1
Define the role type and reporting structure
Decide whether the role is internal or external audit, the seniority level, and the dual reporting line — administrative (to CFO or VP Finance) and functional (to Audit Committee). Enter these clearly at the top of the template.
💡 The functional reporting line to the Audit Committee is non-negotiable for SOX-compliant internal audit roles — confirm this with your board before drafting.
2
Write the purpose and scope statement
Define the objective of the role in one to two sentences and specify which business units, processes, or geographies fall within the auditor's mandate. Use specific language rather than 'all company activities.'
💡 Scoping the role to specific risk areas (financial reporting, IT systems, operational compliance) attracts more qualified candidates than a catch-all description.
3
List duties with output-level specificity
For each duty, state the deliverable — not just the activity. 'Prepares audit reports with findings, root-cause analysis, and management recommendations' is more useful than 'conducts audits.'
💡 Limit the duties list to 8–12 items. More than 12 signals scope creep and will deter experienced auditors who recognize an overloaded role.
4
Set minimum and preferred qualifications separately
Separate hard requirements (e.g., bachelor's degree, 3 years of audit experience) from preferred qualifications (e.g., CIA certification, SAP proficiency). Conflating the two either over-filters or under-filters the applicant pool.

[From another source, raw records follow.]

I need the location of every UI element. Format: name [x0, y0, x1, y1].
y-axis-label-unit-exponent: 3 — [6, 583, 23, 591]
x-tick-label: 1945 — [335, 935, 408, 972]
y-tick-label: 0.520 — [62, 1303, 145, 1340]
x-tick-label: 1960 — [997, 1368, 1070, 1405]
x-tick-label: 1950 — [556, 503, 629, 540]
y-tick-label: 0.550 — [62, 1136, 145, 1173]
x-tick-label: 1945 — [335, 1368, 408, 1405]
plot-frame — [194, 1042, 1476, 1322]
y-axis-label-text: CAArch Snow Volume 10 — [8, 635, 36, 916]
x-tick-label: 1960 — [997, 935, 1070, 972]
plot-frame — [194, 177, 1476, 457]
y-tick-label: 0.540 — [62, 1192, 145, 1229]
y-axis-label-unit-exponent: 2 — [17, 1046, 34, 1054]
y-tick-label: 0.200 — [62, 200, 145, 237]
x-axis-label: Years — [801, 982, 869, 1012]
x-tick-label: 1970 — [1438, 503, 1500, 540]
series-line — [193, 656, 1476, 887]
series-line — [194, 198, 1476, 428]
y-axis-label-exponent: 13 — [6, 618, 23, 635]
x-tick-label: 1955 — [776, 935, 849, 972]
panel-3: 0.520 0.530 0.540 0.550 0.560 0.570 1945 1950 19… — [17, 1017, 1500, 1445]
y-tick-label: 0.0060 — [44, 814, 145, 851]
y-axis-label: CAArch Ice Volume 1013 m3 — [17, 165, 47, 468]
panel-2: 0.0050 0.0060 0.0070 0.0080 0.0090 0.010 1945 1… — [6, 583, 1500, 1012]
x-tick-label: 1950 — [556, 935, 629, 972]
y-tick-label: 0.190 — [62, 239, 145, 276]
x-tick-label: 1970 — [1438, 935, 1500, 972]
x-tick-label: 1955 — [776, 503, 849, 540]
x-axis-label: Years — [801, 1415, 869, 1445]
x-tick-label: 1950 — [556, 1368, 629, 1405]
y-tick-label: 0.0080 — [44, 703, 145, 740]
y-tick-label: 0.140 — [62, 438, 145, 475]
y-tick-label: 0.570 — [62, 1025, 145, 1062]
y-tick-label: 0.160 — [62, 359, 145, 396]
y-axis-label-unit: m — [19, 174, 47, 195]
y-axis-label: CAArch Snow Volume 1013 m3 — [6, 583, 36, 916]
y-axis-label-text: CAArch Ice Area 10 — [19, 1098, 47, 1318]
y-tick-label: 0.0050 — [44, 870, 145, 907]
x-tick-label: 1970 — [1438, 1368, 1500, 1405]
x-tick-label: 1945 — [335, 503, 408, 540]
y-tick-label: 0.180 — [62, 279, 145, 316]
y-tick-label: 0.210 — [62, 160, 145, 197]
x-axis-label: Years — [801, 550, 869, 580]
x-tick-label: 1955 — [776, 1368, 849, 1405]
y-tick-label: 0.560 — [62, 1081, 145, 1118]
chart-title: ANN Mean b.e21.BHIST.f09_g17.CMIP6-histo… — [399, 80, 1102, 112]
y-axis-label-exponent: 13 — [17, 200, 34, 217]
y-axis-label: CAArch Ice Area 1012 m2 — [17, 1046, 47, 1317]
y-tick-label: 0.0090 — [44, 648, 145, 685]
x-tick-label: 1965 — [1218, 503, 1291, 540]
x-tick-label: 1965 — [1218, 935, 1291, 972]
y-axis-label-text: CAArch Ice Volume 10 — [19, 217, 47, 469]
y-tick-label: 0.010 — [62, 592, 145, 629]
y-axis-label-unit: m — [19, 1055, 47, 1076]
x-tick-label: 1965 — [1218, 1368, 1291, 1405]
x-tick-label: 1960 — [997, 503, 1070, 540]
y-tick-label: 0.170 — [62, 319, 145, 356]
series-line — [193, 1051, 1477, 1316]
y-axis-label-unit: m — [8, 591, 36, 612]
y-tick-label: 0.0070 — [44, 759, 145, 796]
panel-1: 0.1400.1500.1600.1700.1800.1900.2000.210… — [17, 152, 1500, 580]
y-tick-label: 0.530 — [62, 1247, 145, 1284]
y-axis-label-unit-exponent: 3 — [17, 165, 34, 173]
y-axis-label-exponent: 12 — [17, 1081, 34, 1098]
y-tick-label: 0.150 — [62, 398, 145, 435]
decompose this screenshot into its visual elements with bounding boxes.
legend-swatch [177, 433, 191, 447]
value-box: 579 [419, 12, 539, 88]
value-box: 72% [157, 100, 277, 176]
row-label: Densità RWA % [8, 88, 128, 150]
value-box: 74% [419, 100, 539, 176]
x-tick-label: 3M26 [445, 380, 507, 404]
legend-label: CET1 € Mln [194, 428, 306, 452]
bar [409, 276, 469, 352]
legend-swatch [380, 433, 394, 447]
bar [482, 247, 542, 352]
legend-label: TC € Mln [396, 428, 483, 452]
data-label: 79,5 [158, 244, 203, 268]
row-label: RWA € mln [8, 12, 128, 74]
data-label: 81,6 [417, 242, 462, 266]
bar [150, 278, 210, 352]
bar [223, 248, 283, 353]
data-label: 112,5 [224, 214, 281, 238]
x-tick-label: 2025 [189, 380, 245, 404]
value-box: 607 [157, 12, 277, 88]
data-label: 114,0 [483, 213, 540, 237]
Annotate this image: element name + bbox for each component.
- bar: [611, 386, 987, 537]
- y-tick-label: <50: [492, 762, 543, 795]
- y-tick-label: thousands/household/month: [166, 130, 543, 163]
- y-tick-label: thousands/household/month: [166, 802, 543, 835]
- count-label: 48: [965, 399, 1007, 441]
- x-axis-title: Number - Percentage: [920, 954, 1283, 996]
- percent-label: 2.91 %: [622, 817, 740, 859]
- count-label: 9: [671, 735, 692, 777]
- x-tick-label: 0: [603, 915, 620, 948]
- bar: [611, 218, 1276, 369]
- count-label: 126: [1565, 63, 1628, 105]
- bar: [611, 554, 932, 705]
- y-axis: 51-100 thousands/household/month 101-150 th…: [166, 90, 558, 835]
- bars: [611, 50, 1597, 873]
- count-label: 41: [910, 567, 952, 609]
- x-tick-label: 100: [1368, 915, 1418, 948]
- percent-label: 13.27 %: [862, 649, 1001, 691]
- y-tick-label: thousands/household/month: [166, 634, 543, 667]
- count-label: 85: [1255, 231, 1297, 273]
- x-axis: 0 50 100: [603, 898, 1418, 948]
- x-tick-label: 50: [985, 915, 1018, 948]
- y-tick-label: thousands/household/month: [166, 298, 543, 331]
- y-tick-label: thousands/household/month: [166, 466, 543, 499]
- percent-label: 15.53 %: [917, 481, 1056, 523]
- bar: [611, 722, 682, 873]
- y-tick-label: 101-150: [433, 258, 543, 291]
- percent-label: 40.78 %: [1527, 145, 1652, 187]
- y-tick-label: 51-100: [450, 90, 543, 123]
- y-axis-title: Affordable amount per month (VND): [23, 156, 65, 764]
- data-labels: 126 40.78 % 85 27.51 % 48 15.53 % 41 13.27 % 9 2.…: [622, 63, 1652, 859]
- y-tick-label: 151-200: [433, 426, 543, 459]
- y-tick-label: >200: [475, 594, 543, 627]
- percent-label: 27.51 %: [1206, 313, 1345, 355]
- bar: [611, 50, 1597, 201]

💡 Check current labor market data for your geography before setting certification requirements — demanding a CIA for a role paying below the median CIA salary will result in a long vacancy.
5
Include the independence and conflict of interest clause
State the independence standard explicitly and specify the disclosure obligation — what the auditor must report, to whom, and within what timeframe. Reference the organization's existing code of ethics or auditor independence policy.
💡 If your organization is publicly traded or preparing for a public offering, have legal counsel confirm this clause aligns with SEC and PCAOB independence requirements before posting.
6
Add measurable performance standards
Include three to five KPIs tied to audit plan completion rate, report turnaround time, and finding remediation rate. Reference the IIA International Standards as the professional benchmark.
💡 Make the KPIs achievable in Year 1 — setting a 95% audit plan completion target for a new hire building the function from scratch sets them up to fail in their first review cycle.
7
Review compensation band and FLSA classification
Confirm the salary band reflects current market rates for the role's seniority and geography. Verify FLSA exempt status applies — most professional auditors qualify, but hourly or junior roles may not.
💡 Pull compensation data from at least two sources (e.g., Robert Half Salary Guide and IIA salary survey) before finalizing the band to ensure it is competitive and defensible.
8
Obtain signatures before the role is posted or filled
Have HR, the hiring manager, and legal or compliance sign off on the final job description before it goes live or is attached to an offer letter. File the signed version in the employee's personnel record upon hire.
💡 A countersigned job description acknowledged by the employee at onboarding reduces duty-scope disputes and supports performance management documentation down the line.